Cooktown Botanic Gardens

Sunday, 29 July 2012



The Button Plant 
Often called the Button Orchid, but is not an orchid, Dischidia nummularia.  This wonderful plant is a trailing-scandent epiphyte which means it does not require its roots to be in soil, it obtains its sustenance from the air. A root climber that grows on the flakey bark of branches of Melaleucas and other trees of the swamp and along streams, the long trailing stems can be seen all through Cooktown Botanic Gardens festooned from the weeping paperbark trees.
Button plant because the leaves are rounded buttons, (nummullaria = like a coin) and thick and succulent.

Strangely, as this plant is often found growing with our Myrmecodia beccari, the Ant House Plant, which houses a particular species of ant, there was a reference to the Button plant as “myrmecophilous or ant-loving plants, several Dischidias are particularly intriguing. Ants inhabit the inflated, often hollow leaves, using them as nurseries for their young and as garbage dumps. The plants benefit from the ants' carbon dioxide and waste products”.  Further research is needed!

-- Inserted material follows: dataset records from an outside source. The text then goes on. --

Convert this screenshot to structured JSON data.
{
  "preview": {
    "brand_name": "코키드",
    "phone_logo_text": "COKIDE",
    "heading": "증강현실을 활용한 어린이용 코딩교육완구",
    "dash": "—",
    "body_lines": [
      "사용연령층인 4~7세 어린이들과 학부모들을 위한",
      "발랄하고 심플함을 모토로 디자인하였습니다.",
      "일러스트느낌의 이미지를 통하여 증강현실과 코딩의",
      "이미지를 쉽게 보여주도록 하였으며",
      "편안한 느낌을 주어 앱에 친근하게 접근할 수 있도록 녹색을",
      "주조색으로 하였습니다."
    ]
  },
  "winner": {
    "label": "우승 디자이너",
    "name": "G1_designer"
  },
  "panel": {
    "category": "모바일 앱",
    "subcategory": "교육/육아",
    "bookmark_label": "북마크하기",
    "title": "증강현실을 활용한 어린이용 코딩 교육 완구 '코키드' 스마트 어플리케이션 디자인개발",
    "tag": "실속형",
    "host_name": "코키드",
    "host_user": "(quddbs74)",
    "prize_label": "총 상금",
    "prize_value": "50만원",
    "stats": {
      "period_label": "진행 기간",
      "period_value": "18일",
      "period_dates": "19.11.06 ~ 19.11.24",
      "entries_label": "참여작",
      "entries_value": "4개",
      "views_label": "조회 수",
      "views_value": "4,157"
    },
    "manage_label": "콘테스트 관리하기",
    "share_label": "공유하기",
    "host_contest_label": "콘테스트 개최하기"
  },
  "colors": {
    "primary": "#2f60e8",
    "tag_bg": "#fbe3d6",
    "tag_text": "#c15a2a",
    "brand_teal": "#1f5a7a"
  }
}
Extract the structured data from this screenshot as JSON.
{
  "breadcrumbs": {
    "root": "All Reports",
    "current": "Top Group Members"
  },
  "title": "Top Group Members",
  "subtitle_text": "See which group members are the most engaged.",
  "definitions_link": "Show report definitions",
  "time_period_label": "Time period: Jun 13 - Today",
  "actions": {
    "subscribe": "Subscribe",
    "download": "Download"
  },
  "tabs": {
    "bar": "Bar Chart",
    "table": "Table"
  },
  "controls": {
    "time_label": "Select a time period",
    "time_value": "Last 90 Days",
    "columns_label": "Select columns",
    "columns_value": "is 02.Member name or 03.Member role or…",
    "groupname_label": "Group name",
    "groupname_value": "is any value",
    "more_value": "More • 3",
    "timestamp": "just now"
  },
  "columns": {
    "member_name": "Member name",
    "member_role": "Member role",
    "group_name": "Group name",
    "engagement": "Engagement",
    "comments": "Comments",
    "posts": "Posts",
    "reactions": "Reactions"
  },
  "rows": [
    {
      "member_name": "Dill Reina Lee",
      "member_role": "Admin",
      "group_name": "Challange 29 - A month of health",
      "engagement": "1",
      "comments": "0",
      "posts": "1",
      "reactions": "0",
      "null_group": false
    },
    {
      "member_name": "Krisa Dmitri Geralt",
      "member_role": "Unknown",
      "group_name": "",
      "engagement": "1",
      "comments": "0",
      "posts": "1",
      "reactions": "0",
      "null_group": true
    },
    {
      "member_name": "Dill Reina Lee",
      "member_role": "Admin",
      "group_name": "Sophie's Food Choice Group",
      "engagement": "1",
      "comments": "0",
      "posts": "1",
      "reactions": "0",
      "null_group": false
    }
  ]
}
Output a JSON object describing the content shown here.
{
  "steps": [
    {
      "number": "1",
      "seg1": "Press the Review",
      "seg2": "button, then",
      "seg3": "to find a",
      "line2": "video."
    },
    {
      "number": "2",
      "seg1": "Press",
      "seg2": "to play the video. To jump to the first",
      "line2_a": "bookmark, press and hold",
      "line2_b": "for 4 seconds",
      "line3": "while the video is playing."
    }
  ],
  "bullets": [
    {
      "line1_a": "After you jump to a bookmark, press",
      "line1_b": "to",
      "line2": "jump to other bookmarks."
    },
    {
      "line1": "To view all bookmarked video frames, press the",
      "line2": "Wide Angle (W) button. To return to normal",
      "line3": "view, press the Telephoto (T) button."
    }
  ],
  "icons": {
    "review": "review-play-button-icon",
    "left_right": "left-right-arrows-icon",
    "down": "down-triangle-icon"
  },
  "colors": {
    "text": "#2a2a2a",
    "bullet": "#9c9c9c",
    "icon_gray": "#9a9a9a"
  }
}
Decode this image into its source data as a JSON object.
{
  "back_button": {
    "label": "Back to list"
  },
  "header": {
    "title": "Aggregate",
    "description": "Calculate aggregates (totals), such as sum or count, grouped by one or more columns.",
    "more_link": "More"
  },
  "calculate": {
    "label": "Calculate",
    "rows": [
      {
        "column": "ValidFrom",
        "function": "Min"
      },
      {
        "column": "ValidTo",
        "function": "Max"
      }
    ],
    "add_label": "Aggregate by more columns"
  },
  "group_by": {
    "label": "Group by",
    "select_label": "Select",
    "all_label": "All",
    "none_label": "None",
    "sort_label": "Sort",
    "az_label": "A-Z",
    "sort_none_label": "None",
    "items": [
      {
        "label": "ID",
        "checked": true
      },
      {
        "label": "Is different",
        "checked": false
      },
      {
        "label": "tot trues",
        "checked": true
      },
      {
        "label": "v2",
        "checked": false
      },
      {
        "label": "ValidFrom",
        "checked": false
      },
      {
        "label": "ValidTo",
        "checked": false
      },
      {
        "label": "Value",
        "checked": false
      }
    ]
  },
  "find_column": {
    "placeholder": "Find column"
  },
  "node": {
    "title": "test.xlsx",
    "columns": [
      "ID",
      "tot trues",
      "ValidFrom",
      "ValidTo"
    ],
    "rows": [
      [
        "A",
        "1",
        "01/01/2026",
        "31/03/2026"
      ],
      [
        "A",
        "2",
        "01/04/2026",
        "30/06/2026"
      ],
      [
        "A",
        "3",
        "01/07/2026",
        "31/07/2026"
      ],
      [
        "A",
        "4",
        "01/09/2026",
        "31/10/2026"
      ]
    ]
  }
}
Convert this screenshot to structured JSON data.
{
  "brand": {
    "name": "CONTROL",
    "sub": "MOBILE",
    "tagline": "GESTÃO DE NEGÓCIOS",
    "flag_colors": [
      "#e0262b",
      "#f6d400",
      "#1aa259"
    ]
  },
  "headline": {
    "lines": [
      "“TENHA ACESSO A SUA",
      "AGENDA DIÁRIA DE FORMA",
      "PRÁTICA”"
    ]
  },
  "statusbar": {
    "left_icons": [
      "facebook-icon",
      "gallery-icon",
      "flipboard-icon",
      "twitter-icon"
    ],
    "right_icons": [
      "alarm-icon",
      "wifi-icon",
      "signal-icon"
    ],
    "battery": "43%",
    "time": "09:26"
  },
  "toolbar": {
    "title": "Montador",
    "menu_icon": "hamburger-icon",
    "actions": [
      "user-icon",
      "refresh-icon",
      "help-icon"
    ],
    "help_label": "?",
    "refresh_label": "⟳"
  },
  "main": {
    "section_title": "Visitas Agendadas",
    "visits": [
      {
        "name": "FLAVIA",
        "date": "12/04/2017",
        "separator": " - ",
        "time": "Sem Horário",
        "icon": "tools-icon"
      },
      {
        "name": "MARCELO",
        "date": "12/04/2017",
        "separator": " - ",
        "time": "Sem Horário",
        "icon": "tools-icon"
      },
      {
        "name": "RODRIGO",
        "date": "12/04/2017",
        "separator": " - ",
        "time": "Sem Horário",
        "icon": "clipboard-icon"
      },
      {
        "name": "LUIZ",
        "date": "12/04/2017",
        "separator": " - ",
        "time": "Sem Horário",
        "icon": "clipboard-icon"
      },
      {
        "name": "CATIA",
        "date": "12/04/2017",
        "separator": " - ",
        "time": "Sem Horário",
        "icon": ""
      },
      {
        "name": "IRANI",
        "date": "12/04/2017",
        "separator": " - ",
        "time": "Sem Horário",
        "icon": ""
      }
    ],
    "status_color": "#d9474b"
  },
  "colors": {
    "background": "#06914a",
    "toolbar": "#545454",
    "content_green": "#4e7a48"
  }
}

The tiny white flowers appear in spring or summer.
Propagate from stem cuttings, division or seed. Needs shade or it loses its colour. It can be grown as a hanging basket or pot, or on moss or bark. It likes bright light but not direct sun over the plant. The mix needs to be kept moderately dry between waterings, misting the plant once or twice a week should do the job. Liquid feeding once a month with half strength is adequate.

This plant was painted by Vera Scarth-Johnson and collected by Banks and Solander in 1770 when they came on the Endeavour, painted by Sydney Parkinson and is one of the 15 that now belong to Cooktown, courtesy of the Cooktown Discovery Festival and Cook Shire Council and RADF. and part of the Banks Florilegium exhibition at Natures Powerhouse from June until the end of August.